It’s slow, but marching upward.
A lot of things are playing out slowly with new top level domain names, including the adoption of so-called “.brand” domain names. These are domains such as .google and .mlb that are owned by brands.
Now you can track the progress these domains are making with the help of a new stats page on Neustar’s MakeWay.World website.
According to the site’s latest statistics, .568 .brand top level domain names have been delegated and 6,856 domains have been registered across these TLDs.
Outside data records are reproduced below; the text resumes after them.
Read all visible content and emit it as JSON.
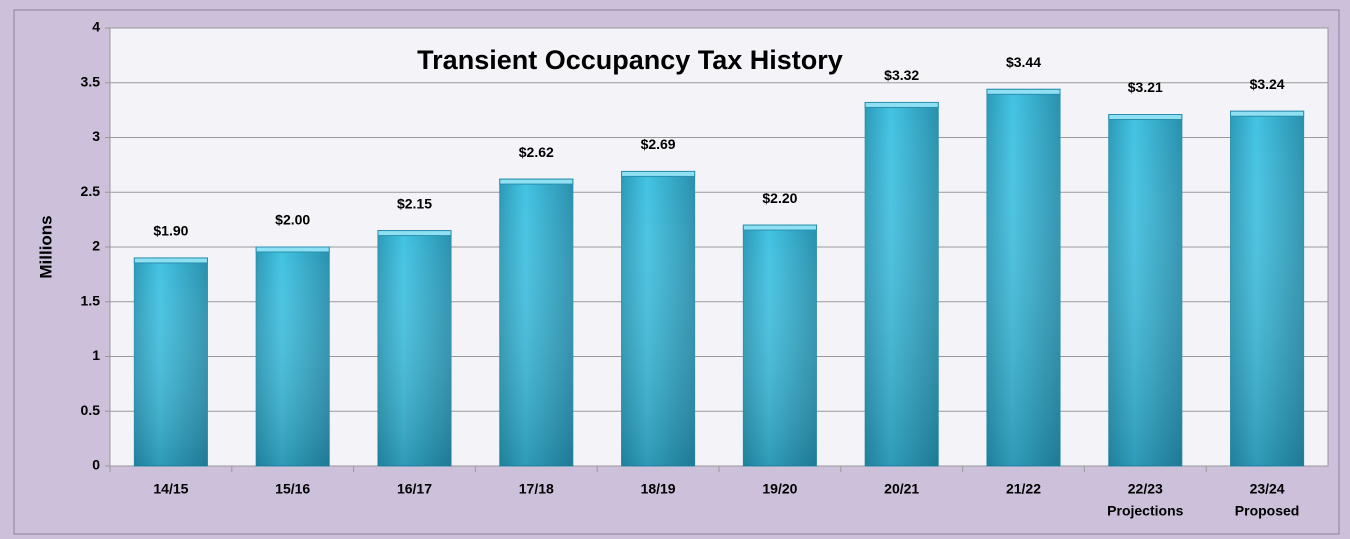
{
  "chart_data": {
    "type": "bar",
    "title": "Transient Occupancy Tax History",
    "y_label": "Millions",
    "categories": [
      "14/15",
      "15/16",
      "16/17",
      "17/18",
      "18/19",
      "19/20",
      "20/21",
      "21/22",
      "22/23",
      "23/24"
    ],
    "category_sublabels": [
      null,
      null,
      null,
      null,
      null,
      null,
      null,
      null,
      "Projections",
      "Proposed"
    ],
    "values": [
      1.9,
      2.0,
      2.15,
      2.62,
      2.69,
      2.2,
      3.32,
      3.44,
      3.21,
      3.24
    ],
    "value_labels": [
      "$1.90",
      "$2.00",
      "$2.15",
      "$2.62",
      "$2.69",
      "$2.20",
      "$3.32",
      "$3.44",
      "$3.21",
      "$3.24"
    ],
    "color": "#3bb9d9",
    "ylim": [
      0,
      4
    ],
    "yticks": [
      0,
      0.5,
      1,
      1.5,
      2,
      2.5,
      3,
      3.5,
      4
    ],
    "grid": true
  }
}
That’s an average of 12 per top level domain.
The site’s StatsHub also provides a breakdown of how the domains are used by company.
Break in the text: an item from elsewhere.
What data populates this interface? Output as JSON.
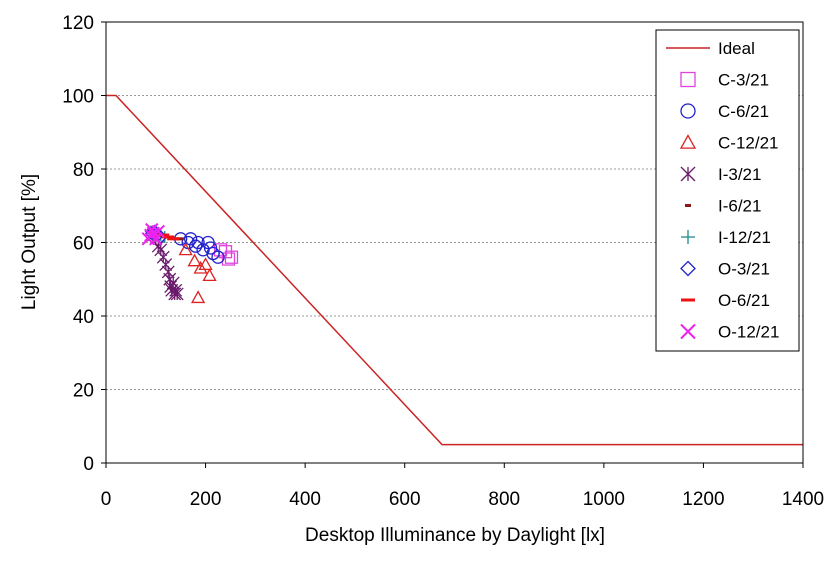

For example, MLB Advanced Media shows 33 registered domains and 32 redirecting. This includes redirects for all 30 Major League Baseball Teams.
Data is sourced daily from ICANN’s zone file service.
Eric Lyon says
Some interesting statistics. I’m not sure that this data is beneficial to investors though since the majority of .brands are for private/internal use only. With that said, it definitely benefits the industry as a whole seeing how some companies are using these privatized .brands.
Snoopy says
Who cares about redirects? There is pretty much nothing happening in relation to .brand, it has been a far bigger flop than the regular ntlds.
Look at Google. launched a couple of minor sites, then nothing. Ditto for BMW, one an unimportant history site launched then nothing more 2 years down the track. Canon’s proposed rollout seems to have ground to a halt, ditto for Barclays who clearly still aren’t willing to trust their .brand for anything transactional. They said they were moving everything over, what happened?
What is clear is some have experimented, then stopped do anything. I think the conclusion from that is pretty obvious. Remember all the talk from 4-5 years ago about companies “making the switch”?
Neustar is going to have a very hard job trying to sell a 2nd round given how the first has gone. I can see what they are trying to do, but actual usage doesn’t line up with Neustar’s PR.
Joseph Peterson says
It’s astonishing, really, that executives approved spending 6 figures on ICANN applications to run dot Brands without hammering out some concrete strategy for implementation and marketing.
6 figures purely as a place holder? In case they decide to figure out why they bought their own Dot Brand nTLD later on? Apparently so.
There might be compelling reasons for using a Dot Brand. But unless they test the waters a bit more aggressively than this, it’s impossible to tell.